When Emerson introduced radar as a level measurement technology, the industry was mainly using conventional 4-20 mA current loop as connectivity to other systems. It limited data transfer to the measured level and some basic device diagnostics.
“However, using only the measured level can provide proactive diagnostic and maintenance solutions. Our floating roof monitoring solution, which analyzes the roof movement by tracking three or more level transmitters measuring on the roof,” Inglund says. “If the tank roof tilts or does not move smoothly it will provide early warnings in order to avoid any serious accidents.”
“When digital HART communication was introduced it enabled a new way of connectivity and allowed much more data to be transmitted,” Inglund says.
“That gave us the opportunity to develop advanced software features and the RadarMaster+ configuration tool, which drastically enhanced ease of use and enabled new powerful diagnostics. For example our Smart Meter Verification, which performs advanced integrity and self-diagnostic checks and provides a health report,” he continues. HART connectivity also enabled other features such as Signal Quality Metrics (SQM) for probe clogging detection, Power Advisory for monitoring proper power supply, guided remote proof test for functional safety and much more
The introduction of WirelessHART and Bluetooth added connectivity to level devices installed in locations previously difficult to reach, allowing for safer operation and configuration, but also added new applications and devices to Emerson’s PlantWeb Digital Ecosystem.
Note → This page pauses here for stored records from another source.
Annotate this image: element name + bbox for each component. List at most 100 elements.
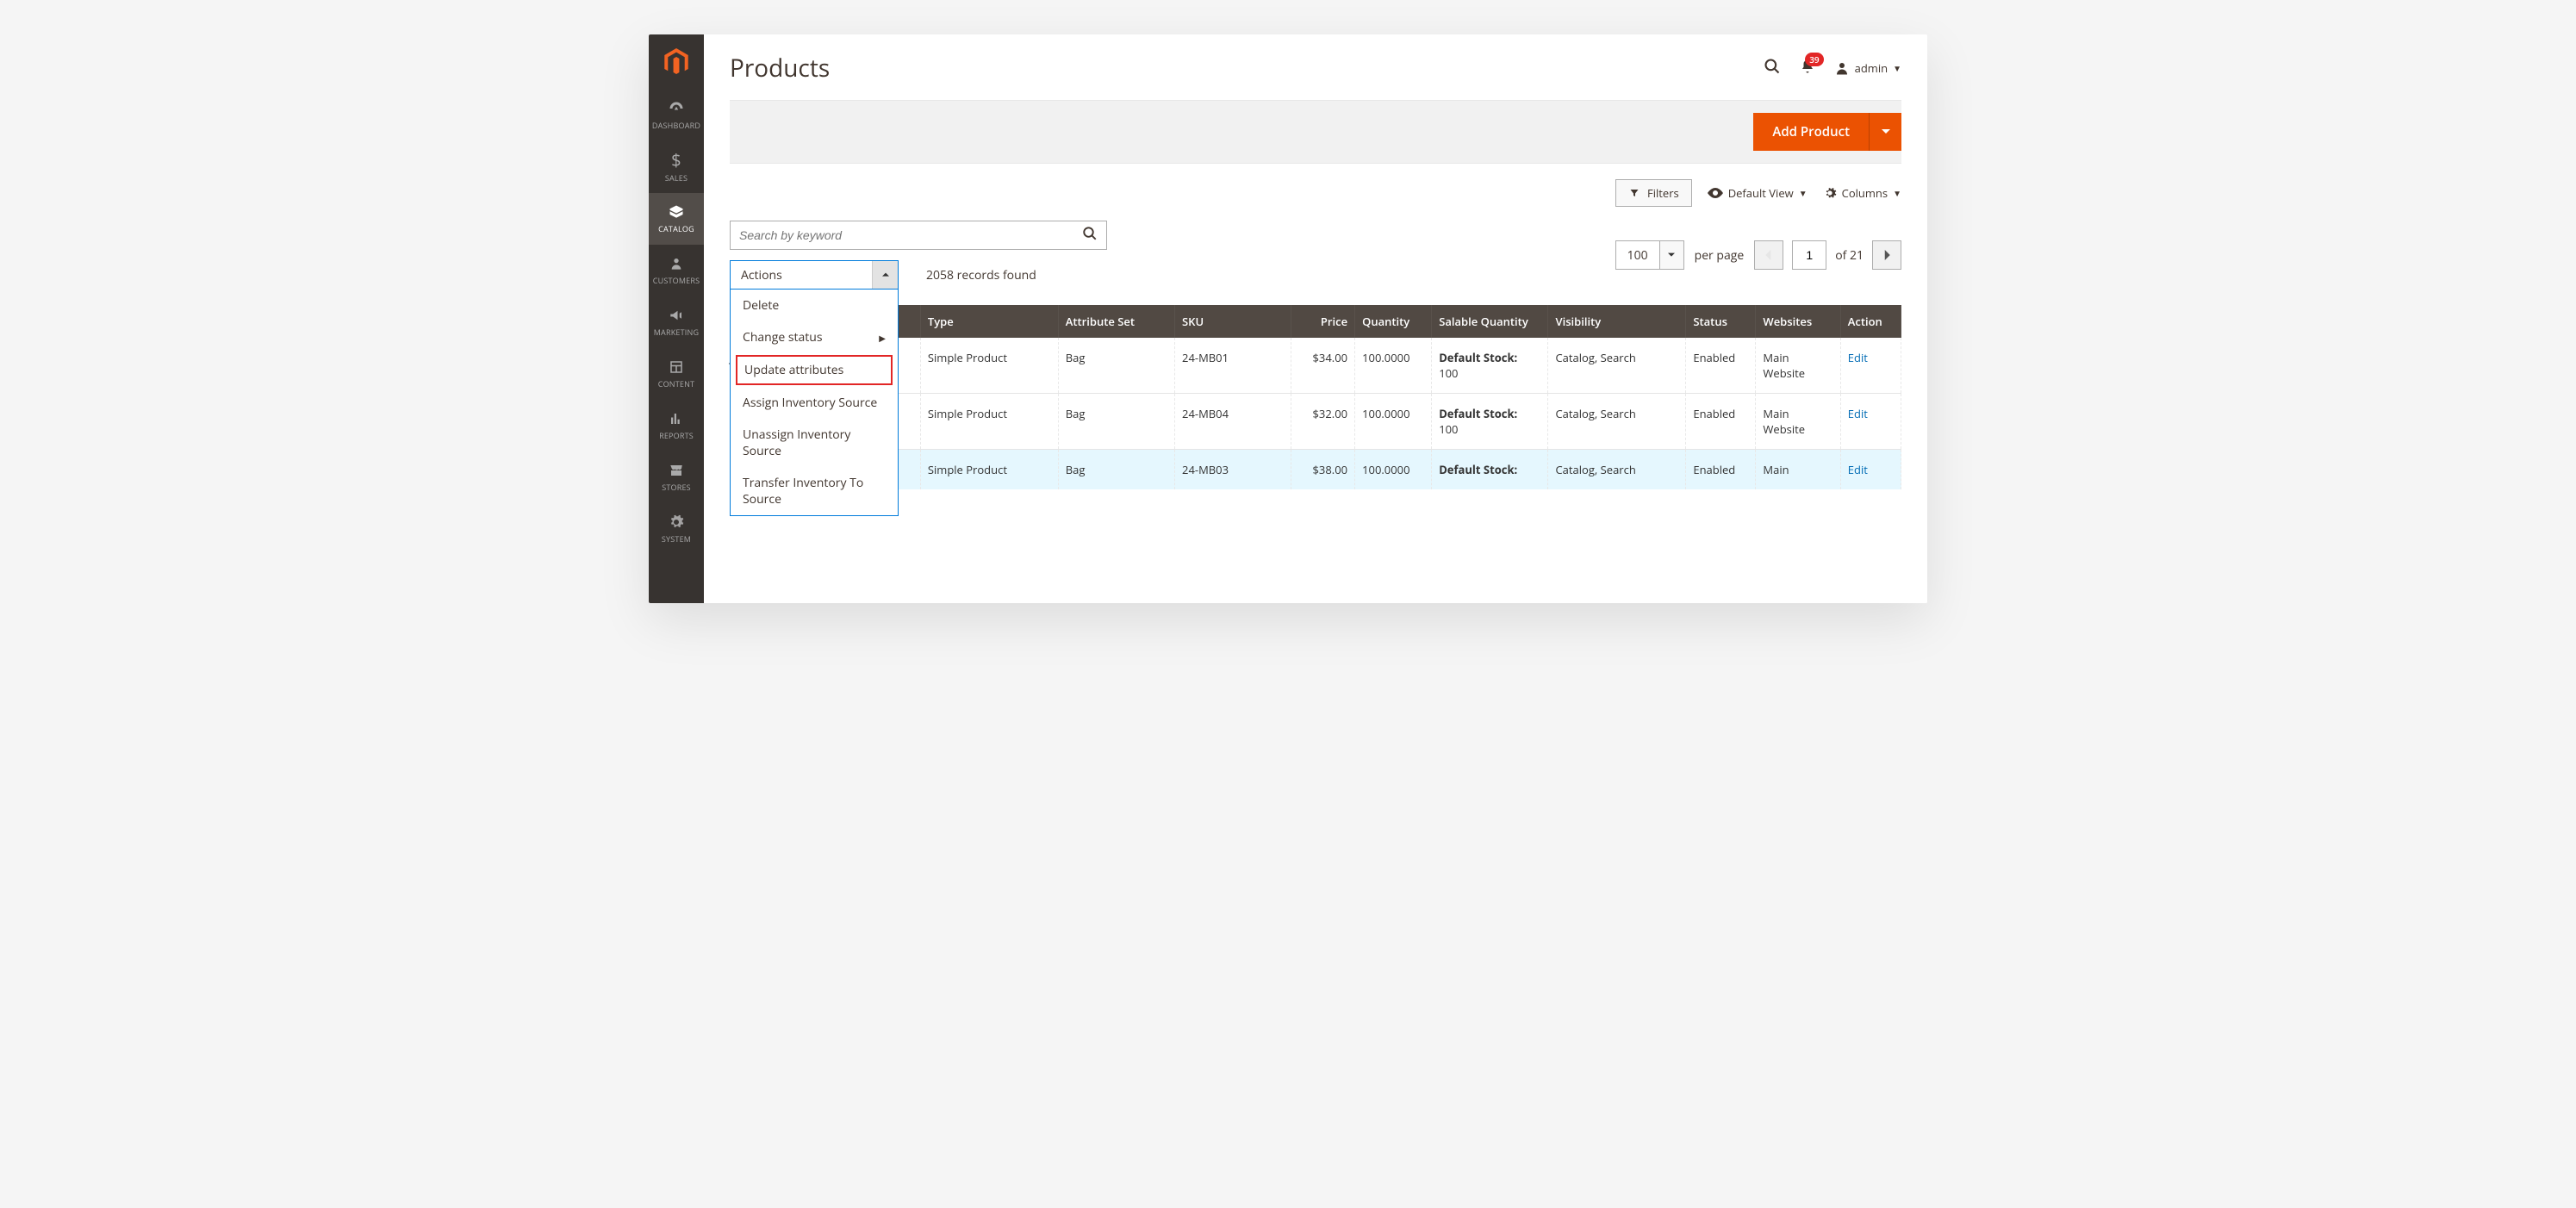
cell-attribute-set: Bag [1058, 338, 1174, 394]
sidebar-label: SALES [665, 172, 688, 184]
default-view-button[interactable]: Default View ▼ [1708, 185, 1808, 201]
action-assign-inventory-source[interactable]: Assign Inventory Source [731, 387, 898, 419]
page-input[interactable] [1792, 240, 1826, 270]
cell-action: Edit [1840, 450, 1901, 490]
user-icon [1834, 60, 1850, 76]
action-delete[interactable]: Delete [731, 290, 898, 321]
add-product-button[interactable]: Add Product [1753, 113, 1869, 151]
sidebar-item-stores[interactable]: STORES [649, 451, 704, 503]
col-attribute-set[interactable]: Attribute Set [1058, 305, 1174, 338]
action-label: Update attributes [744, 362, 843, 378]
search-submit[interactable] [1082, 226, 1098, 246]
cell-salable-quantity: Default Stock: [1432, 450, 1548, 490]
products-grid: Name Type Attribute Set SKU Price Quanti… [730, 305, 1901, 489]
col-visibility[interactable]: Visibility [1548, 305, 1686, 338]
sidebar-item-catalog[interactable]: CATALOG [649, 193, 704, 245]
edit-link[interactable]: Edit [1848, 350, 1868, 365]
sidebar-item-system[interactable]: SYSTEM [649, 503, 704, 555]
col-salable-quantity[interactable]: Salable Quantity [1432, 305, 1548, 338]
add-product-button-group: Add Product [1753, 113, 1901, 151]
cell-websites: Main Website [1756, 394, 1840, 450]
cell-quantity: 100.0000 [1355, 450, 1432, 490]
gear-icon [1823, 186, 1837, 200]
action-change-status[interactable]: Change status ▶ [731, 321, 898, 353]
chevron-right-icon: ▶ [879, 332, 886, 344]
search-icon [1764, 58, 1781, 75]
sidebar-item-reports[interactable]: REPORTS [649, 400, 704, 451]
col-sku[interactable]: SKU [1175, 305, 1291, 338]
action-label: Delete [743, 297, 779, 314]
pager-prev[interactable] [1754, 240, 1783, 270]
col-type[interactable]: Type [920, 305, 1058, 338]
edit-link[interactable]: Edit [1848, 406, 1868, 421]
action-update-attributes[interactable]: Update attributes [736, 355, 893, 385]
col-status[interactable]: Status [1686, 305, 1756, 338]
products-table: Name Type Attribute Set SKU Price Quanti… [730, 305, 1901, 489]
chevron-down-icon: ▼ [1893, 62, 1901, 74]
cell-visibility: Catalog, Search [1548, 394, 1686, 450]
notifications-button[interactable]: 39 [1800, 58, 1815, 79]
col-quantity[interactable]: Quantity [1355, 305, 1432, 338]
magento-logo[interactable] [649, 34, 704, 90]
sidebar-label: DASHBOARD [652, 120, 700, 131]
chevron-right-icon [1883, 250, 1890, 260]
edit-link[interactable]: Edit [1848, 462, 1868, 477]
chevron-down-icon: ▼ [1893, 187, 1901, 199]
admin-user-menu[interactable]: admin ▼ [1834, 60, 1901, 76]
sidebar-item-customers[interactable]: CUSTOMERS [649, 245, 704, 296]
search-input[interactable] [739, 228, 1082, 242]
action-transfer-inventory[interactable]: Transfer Inventory To Source [731, 467, 898, 515]
dollar-icon: $ [671, 152, 681, 169]
actions-dropdown-toggle[interactable] [872, 261, 898, 289]
columns-button[interactable]: Columns ▼ [1823, 185, 1901, 201]
page-title: Products [730, 52, 830, 84]
col-websites[interactable]: Websites [1756, 305, 1840, 338]
sidebar: DASHBOARD $ SALES CATALOG CUSTOMERS MARK… [649, 34, 704, 603]
catalog-icon [669, 204, 684, 220]
cell-price: $38.00 [1291, 450, 1355, 490]
action-label: Unassign Inventory Source [743, 427, 886, 459]
col-price[interactable]: Price [1291, 305, 1355, 338]
filters-button[interactable]: Filters [1615, 179, 1692, 207]
default-view-label: Default View [1728, 185, 1794, 201]
sidebar-item-dashboard[interactable]: DASHBOARD [649, 90, 704, 141]
sidebar-item-sales[interactable]: $ SALES [649, 141, 704, 193]
pager-next[interactable] [1872, 240, 1901, 270]
cell-quantity: 100.0000 [1355, 338, 1432, 394]
table-row[interactable]: Strive Shoulder PackSimple ProductBag24-… [730, 394, 1901, 450]
table-row[interactable]: Crown Summit BackpackSimple ProductBag24… [730, 450, 1901, 490]
search-icon [1082, 226, 1098, 241]
chevron-down-icon [1882, 128, 1890, 136]
sidebar-label: REPORTS [659, 430, 694, 441]
action-label: Transfer Inventory To Source [743, 475, 886, 507]
cell-type: Simple Product [920, 394, 1058, 450]
pager-nav: of 21 [1754, 240, 1901, 270]
per-page-value: 100 [1615, 240, 1660, 270]
admin-username: admin [1855, 60, 1888, 76]
action-unassign-inventory-source[interactable]: Unassign Inventory Source [731, 419, 898, 467]
table-header-row: Name Type Attribute Set SKU Price Quanti… [730, 305, 1901, 338]
sidebar-label: MARKETING [654, 327, 699, 338]
cell-websites: Main Website [1756, 338, 1840, 394]
add-product-dropdown[interactable] [1869, 113, 1901, 151]
cell-status: Enabled [1686, 394, 1756, 450]
sidebar-item-content[interactable]: CONTENT [649, 348, 704, 400]
cell-sku: 24-MB04 [1175, 394, 1291, 450]
table-row[interactable]: Joust Duffle BagSimple ProductBag24-MB01… [730, 338, 1901, 394]
sidebar-label: CONTENT [658, 378, 695, 389]
search-actions-column: Actions Delete Change status ▶ [730, 221, 1107, 290]
actions-label: Actions [731, 267, 872, 283]
chevron-down-icon [1668, 252, 1675, 258]
search-button[interactable] [1764, 58, 1781, 79]
cell-type: Simple Product [920, 338, 1058, 394]
sidebar-item-marketing[interactable]: MARKETING [649, 296, 704, 348]
cell-status: Enabled [1686, 338, 1756, 394]
eye-icon [1708, 188, 1723, 198]
cell-action: Edit [1840, 338, 1901, 394]
col-action[interactable]: Action [1840, 305, 1901, 338]
pagination: 100 per page of 21 [1615, 240, 1901, 270]
per-page-selector: 100 [1615, 240, 1684, 270]
per-page-dropdown[interactable] [1660, 240, 1684, 270]
actions-dropdown[interactable]: Actions [730, 260, 899, 290]
dashboard-icon [669, 101, 684, 116]
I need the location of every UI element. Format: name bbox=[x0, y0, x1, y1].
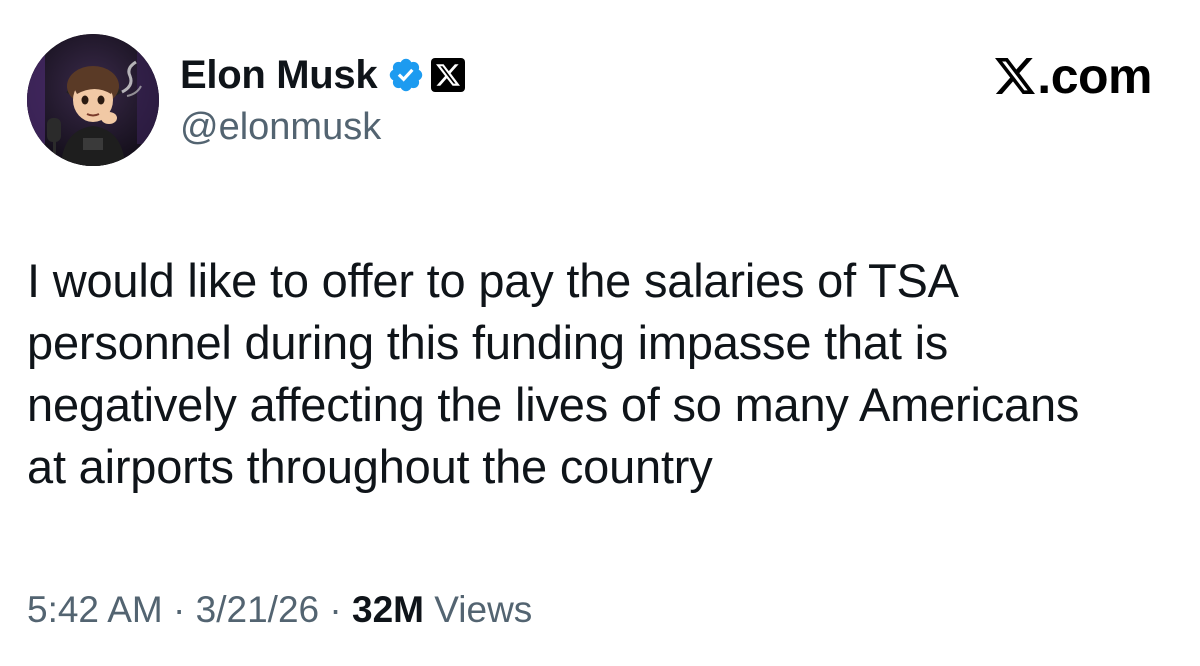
site-wordmark: .com bbox=[995, 50, 1152, 102]
tweet-text-line: negatively affecting the lives of so man… bbox=[27, 378, 1080, 431]
views-label: Views bbox=[434, 589, 533, 630]
tweet-text-line: I would like to offer to pay the salarie… bbox=[27, 254, 959, 307]
meta-separator: · bbox=[173, 589, 196, 630]
tweet-card: Elon Musk @elonmusk .com I would like to… bbox=[0, 0, 1200, 666]
views-count[interactable]: 32M bbox=[352, 589, 424, 630]
user-handle[interactable]: @elonmusk bbox=[180, 108, 465, 146]
name-row: Elon Musk bbox=[180, 50, 466, 100]
tweet-text-line: personnel during this funding impasse th… bbox=[27, 316, 949, 369]
profile-avatar[interactable] bbox=[27, 34, 159, 166]
author-block: Elon Musk @elonmusk bbox=[180, 50, 466, 146]
avatar-image bbox=[27, 34, 159, 166]
verified-badge-icon[interactable] bbox=[387, 56, 425, 94]
tweet-text: I would like to offer to pay the salarie… bbox=[27, 250, 1187, 498]
meta-separator: · bbox=[329, 589, 352, 630]
x-affiliate-badge-icon[interactable] bbox=[431, 58, 466, 92]
tweet-time[interactable]: 5:42 AM bbox=[27, 589, 163, 630]
tweet-text-line: at airports throughout the country bbox=[27, 440, 713, 493]
x-logo-icon bbox=[995, 58, 1036, 94]
tweet-meta: 5:42 AM · 3/21/26 · 32M Views bbox=[27, 588, 532, 632]
display-name[interactable]: Elon Musk bbox=[180, 55, 378, 95]
domain-text: .com bbox=[1037, 48, 1152, 104]
tweet-date[interactable]: 3/21/26 bbox=[196, 589, 319, 630]
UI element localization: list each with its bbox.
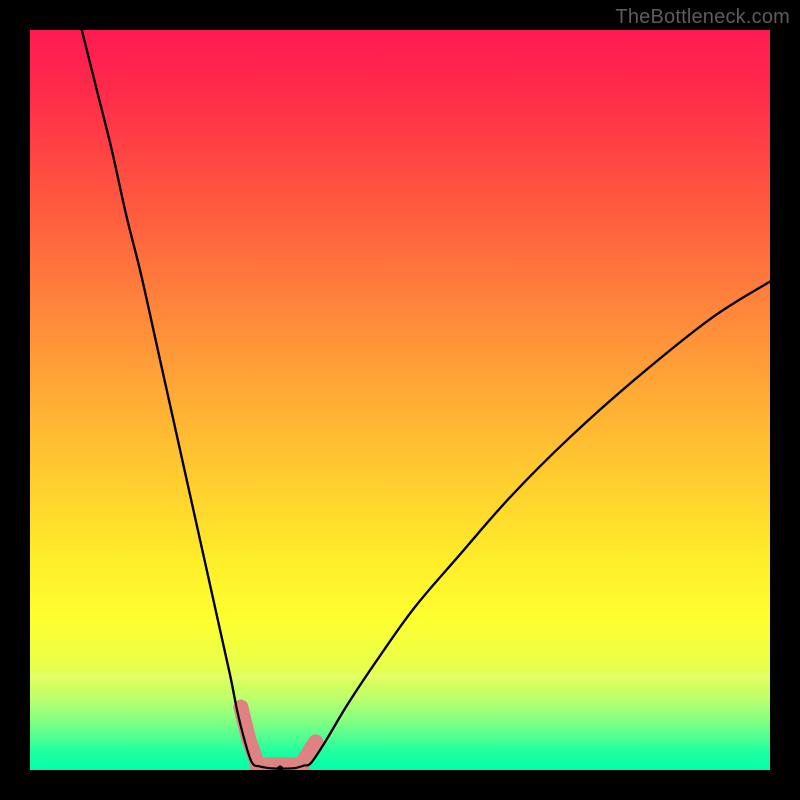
plot-area [30, 30, 770, 770]
curve-marker [310, 742, 316, 751]
bottleneck-curve-overlay [82, 30, 770, 769]
watermark-text: TheBottleneck.com [615, 6, 790, 29]
chart-frame: TheBottleneck.com [0, 0, 800, 800]
curve-layer [30, 30, 770, 770]
bottleneck-curve [82, 30, 770, 769]
curve-marker [251, 744, 257, 761]
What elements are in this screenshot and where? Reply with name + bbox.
Connectivity is all about the device’s ability to connect into systems and to provide data to software applications, enabling advanced diagnostics and process insights. New connectivity standards such as the emerging Ethernet-APL will enable exciting solutions within cloud, built-in AI, virtual instrumented networks and much more.
Emerson is continuing to build upon its technology for the future. “By adding powerful electronics and high bandwidth connectivity, we will see data driven intelligence and advanced features moving into the level transmitter, making it even more intelligent and cybersecure,” Inglund says.